# At Walmart: what's wrong with these pics?



## lightgeoduck (Apr 3, 2011)

If you see something wrong , share and spread the word.... Other than this I still like shopping there


----------



## f00by (May 18, 2010)

They are sideways. Yep. Thats whats wrong.


----------



## lightgeoduck (Apr 3, 2011)

f00by said:


> They are sideways. Yep. Thats whats wrong.


Close 

I'll add one moe pic so you can better identify the product on the bottom shelf


----------



## treefork (Feb 1, 2010)

Dogs like ice cream! Nothing wrong there.


----------



## lightgeoduck (Apr 3, 2011)

So is it not odd to have dog treats/food mixed with ice cream for human consumption? Imagine buying that by mistake and giving it to your children.


----------



## reset (Apr 13, 2013)

If you saw what goes into making some fake flavoured ice creams. You might rather eat dog treats. Just sayin.


----------



## tnflipper52 (Jan 26, 2012)

It's gonna happen, the way kids are in school today, they will never be able to read it. I hope they don't go barking up the wrong tree.


----------



## GrayWolf (May 14, 2012)

I worked for Schwan's for a while....they had a beef flavored ice cream with low sugar made for dogs , and I think they still do. I had customers that ordered it for their dogs every trip. Some people treat their dogs better than other people.

Todd


----------



## SuperMonkeySlinger (Jan 28, 2013)

Sooooo thats why LGD is so crazy, He's been buying the wrong ice-cream.&#8230;&#8230;&#8230;&#8230;&#8230;&#8230;



SMS


----------



## Imperial (Feb 9, 2011)

lightgeoduck said:


> So is it not odd to have dog treats/food mixed with ice cream for human consumption? Imagine buying that by mistake . . .
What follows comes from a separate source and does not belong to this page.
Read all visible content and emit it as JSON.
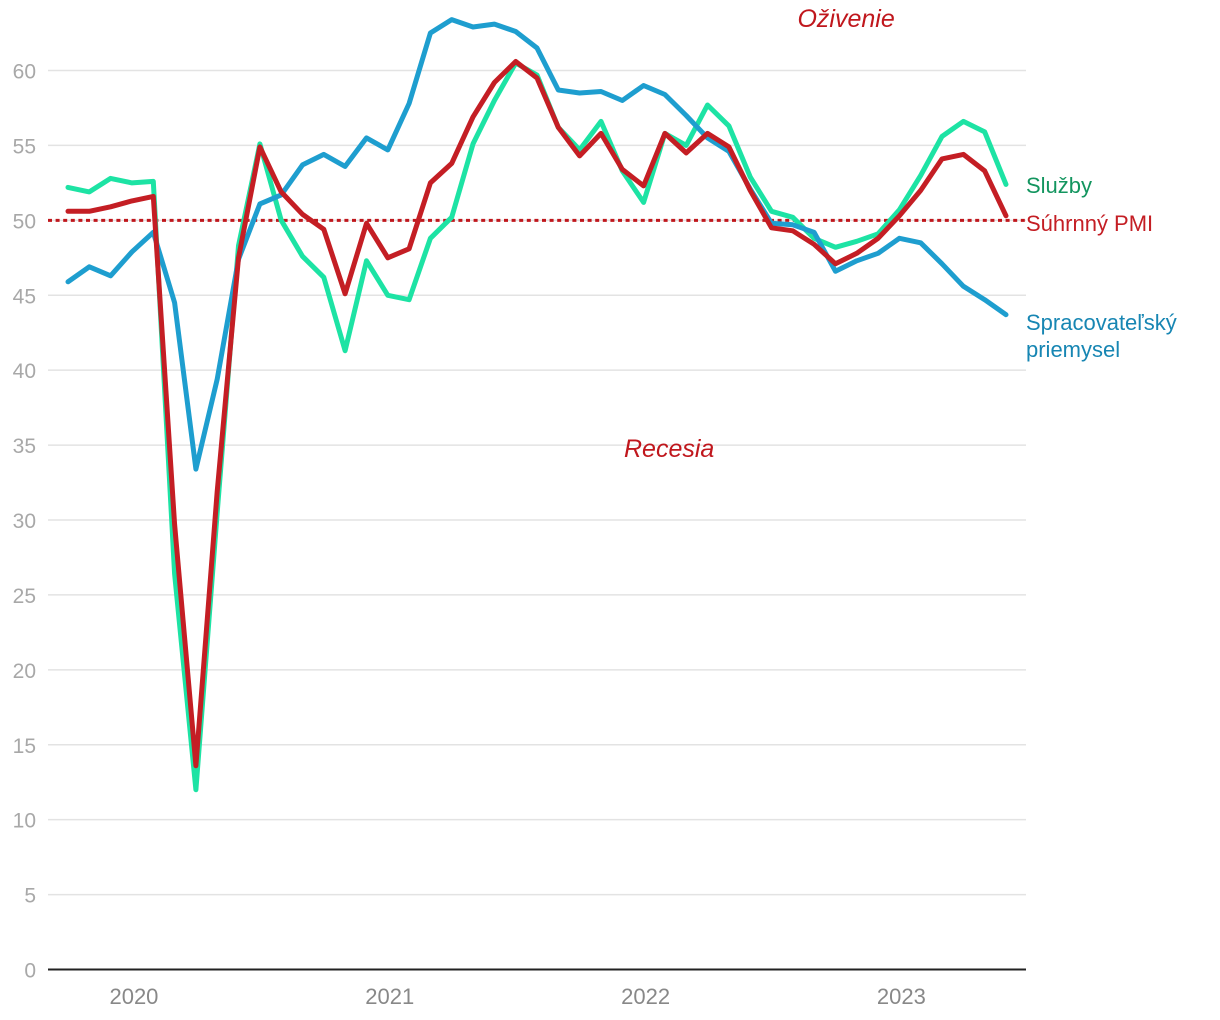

hey man, that bil-jac is pretty good, :blush:

btw . . . welcome back to america.


----------



## Henry the Hermit (Jun 2, 2010)

Lots of small mom and pop mini markets here, about 100% Chinese owned. They arrange cans on the shelves according to size, so it is not unusual to find dog/cat food next to canned tuna.


----------